The Biden administration will start canceling student loans for some borrowers starting in February as part of a new repayment plan that’s taking effect nearly six months ahead of schedule.
Loan cancellation was originally set to begin in July under the new SAVE repayment plan, but it’s being accelerated to provide faster relief to borrowers as Biden faces the prospect of a humiliating defeat in the Jan. 23 New Hampshire primary.
Hoping instead to give Biden a boost in the more black-dominated South Carolina primary, Democrats had tried to block New Hampshire from holding its first-in-the-nation primary by threatening to withhold its electors at the August convention, but New Hampshire officials scoffed at the ultimatum.
On Friday, Biden said in as statement that the new loan-amnesty scheme was part of an effort “to act as quickly as possible to give more borrowers breathing room” and move on from their student debt.
The loan cancellation programs do not actually wipe away student debt but transfer it from the borrowers onto taxpayers at large, thereby exacerbating the already out-of-control inflation and federal debt concerns that have brought the U.S. economy to the brink of disaster. From September to January, the country’s debt increased as much as its entire debt in 1981, when it first hit the trillion-dollar mark. It now stands at $34 trillion.
Borrowers will be eligible for cancellation if they are enrolled in the new SAVE plan, if they originally borrowed $12,000 or less to attend college, and if they have made at least 10 years of payments. The Education Department said it didn’t immediately know how many borrowers will be eligible for cancellation in February.
Biden announced the new repayment plan last year alongside a separate plan to cancel up to $20,000 in loans for millions of Americans. The Supreme Court struck down his plan for widespread forgiveness, but the repayment plan has so far escaped that level of legal scrutiny. Republicans in Congress tried unsuccessfully to block the new repayment plan through legislation and a resolution last year.

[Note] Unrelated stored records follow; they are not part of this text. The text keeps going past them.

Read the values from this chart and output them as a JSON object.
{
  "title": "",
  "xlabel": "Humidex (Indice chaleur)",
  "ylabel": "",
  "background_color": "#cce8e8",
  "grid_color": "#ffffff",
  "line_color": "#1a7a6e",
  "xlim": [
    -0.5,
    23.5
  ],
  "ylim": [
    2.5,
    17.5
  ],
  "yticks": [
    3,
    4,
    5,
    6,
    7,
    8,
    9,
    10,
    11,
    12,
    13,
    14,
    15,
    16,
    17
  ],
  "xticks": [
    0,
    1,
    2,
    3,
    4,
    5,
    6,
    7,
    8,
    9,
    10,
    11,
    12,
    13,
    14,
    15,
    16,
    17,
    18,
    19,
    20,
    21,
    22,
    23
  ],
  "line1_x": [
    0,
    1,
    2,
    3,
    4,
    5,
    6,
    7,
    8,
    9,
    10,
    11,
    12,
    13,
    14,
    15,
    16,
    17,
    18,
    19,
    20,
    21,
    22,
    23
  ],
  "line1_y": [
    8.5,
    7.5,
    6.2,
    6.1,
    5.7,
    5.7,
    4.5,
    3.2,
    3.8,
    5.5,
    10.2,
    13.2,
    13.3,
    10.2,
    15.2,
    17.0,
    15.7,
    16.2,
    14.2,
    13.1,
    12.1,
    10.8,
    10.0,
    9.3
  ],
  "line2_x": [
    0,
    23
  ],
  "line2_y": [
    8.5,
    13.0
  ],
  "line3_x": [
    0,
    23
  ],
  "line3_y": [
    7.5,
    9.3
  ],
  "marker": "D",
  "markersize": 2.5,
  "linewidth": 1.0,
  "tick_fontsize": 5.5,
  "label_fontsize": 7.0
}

The new plan offers far more generous terms than several other income-driven repayment plans that it’s meant to replace. Previous plans offered cancellation after 20 or 25 years of payments, while the new plan offers it in as little as 10. The new plan also lowers monthly payments for millions of borrowers.

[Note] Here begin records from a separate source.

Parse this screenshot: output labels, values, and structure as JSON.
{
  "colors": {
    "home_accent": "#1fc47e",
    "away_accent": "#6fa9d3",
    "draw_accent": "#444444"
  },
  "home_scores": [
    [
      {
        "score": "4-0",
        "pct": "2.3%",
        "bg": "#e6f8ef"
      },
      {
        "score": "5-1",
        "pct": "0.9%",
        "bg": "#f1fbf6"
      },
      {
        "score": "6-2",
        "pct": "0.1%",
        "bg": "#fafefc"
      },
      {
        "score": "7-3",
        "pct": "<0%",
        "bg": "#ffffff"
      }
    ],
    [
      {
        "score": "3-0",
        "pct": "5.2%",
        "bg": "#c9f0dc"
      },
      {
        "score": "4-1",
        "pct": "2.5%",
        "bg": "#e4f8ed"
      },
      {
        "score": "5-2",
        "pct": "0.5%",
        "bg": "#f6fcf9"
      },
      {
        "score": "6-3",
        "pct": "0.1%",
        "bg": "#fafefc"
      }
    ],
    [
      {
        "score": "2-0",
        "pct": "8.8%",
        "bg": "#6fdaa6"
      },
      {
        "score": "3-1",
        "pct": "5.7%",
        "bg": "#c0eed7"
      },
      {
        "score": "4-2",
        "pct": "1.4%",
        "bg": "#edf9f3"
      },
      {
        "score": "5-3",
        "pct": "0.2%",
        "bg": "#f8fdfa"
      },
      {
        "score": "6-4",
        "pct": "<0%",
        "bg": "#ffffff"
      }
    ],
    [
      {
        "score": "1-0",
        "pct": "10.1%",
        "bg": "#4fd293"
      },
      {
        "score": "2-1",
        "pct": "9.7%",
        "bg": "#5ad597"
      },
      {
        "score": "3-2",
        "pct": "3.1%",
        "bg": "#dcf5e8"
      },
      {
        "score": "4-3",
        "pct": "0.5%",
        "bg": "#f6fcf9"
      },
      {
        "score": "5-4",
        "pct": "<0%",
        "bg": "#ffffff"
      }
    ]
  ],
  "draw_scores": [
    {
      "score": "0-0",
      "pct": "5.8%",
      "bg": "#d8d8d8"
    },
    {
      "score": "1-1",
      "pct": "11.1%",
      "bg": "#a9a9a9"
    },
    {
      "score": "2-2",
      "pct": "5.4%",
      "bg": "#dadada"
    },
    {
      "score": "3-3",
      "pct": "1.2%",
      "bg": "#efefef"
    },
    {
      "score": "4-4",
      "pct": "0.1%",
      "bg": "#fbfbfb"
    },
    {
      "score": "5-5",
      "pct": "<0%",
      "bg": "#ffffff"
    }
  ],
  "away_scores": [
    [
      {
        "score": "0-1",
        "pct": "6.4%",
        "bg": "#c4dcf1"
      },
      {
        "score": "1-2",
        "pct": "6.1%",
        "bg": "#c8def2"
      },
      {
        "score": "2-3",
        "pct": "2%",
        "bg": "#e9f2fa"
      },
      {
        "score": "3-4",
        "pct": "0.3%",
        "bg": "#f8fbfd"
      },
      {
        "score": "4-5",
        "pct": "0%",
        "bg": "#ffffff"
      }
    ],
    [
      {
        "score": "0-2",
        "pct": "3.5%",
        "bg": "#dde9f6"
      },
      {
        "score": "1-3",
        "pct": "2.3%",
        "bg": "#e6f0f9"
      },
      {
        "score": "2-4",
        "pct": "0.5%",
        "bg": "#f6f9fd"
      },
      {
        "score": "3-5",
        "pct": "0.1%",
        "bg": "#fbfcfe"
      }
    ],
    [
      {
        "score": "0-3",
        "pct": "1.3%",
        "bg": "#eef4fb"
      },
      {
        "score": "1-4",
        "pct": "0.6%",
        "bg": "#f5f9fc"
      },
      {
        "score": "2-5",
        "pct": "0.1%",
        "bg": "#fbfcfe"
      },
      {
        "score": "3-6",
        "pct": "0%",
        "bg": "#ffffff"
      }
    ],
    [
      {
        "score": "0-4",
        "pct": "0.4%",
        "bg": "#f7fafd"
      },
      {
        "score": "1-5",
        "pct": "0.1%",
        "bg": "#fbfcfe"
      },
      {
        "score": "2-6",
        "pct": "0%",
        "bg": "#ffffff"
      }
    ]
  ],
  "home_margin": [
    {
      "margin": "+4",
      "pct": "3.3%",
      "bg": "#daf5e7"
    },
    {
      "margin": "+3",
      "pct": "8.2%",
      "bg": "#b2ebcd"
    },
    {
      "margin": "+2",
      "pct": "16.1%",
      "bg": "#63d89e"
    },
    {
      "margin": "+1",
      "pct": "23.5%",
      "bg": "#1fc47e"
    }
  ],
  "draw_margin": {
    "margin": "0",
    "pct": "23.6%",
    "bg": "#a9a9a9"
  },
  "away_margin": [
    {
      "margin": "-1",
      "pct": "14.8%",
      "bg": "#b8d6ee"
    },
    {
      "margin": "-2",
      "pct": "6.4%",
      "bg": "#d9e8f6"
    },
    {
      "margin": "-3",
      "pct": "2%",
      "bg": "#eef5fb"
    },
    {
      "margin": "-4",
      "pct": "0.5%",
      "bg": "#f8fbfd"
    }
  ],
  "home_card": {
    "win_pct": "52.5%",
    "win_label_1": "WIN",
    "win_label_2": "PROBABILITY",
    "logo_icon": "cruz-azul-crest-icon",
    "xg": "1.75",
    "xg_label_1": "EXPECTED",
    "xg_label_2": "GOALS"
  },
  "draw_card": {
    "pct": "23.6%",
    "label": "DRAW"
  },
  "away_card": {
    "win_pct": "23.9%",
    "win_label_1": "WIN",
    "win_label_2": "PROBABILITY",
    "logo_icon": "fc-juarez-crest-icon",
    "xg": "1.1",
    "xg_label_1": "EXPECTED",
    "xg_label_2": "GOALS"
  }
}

Those who took out more than $12,000 will be eligible for cancellation but on a longer timeline. For each $1,000 borrowed beyond $12,000, it adds an additional year of payments on top of 10 years.
The maximum repayment period is capped at 20 years for those with only undergraduate loans and 25 years for those with any graduate school loans.
The Biden administration says next month’s relief will particularly help Americans who attended community colleges, which generally cost less than four-year universities. The plan aims to place community college students “on a faster track to debt forgiveness than ever before,” Education Secretary Miguel Cardona said.
Counterintuitively, those with smaller student loan balances tend to struggle more. It’s driven by millions of Americans who take out student loans but don’t finish degrees, leaving them with the downside of debt without the upside of a higher income.
Republicans have railed against the new repayment plan, saying it helps wealthier Americans with college degrees at the expense of taxpayers who didn’t attend college. Some say it’s a backdoor attempt to make community college free, an idea that Biden campaigned on but that failed to win support in Congress.
Starting next month, the Education Department says it will automatically wipe away balances for eligible borrowers enrolled in the SAVE plan. The department will email borrowers who might be eligible but have not enrolled.
Some of the plan’s provisions took hold last summer—it prevents interest from snowballing as long as borrowers make monthly payments, and it makes more Americans eligible to get their monthly bill lowered to $0.
Other parts are scheduled to take effect in July, including a change to limit borrowers’ payments to 5% of their discretionary income, down from 10% in previous income-driven repayment plans.
The Biden administration is separately pursuing another plan for widespread cancellation. After the Supreme Court rejected Biden’s first plan, he asked the Education Department to try again under a different legal authority. The department has been working on a new proposal that would provide relief to targeted groups of borrowers.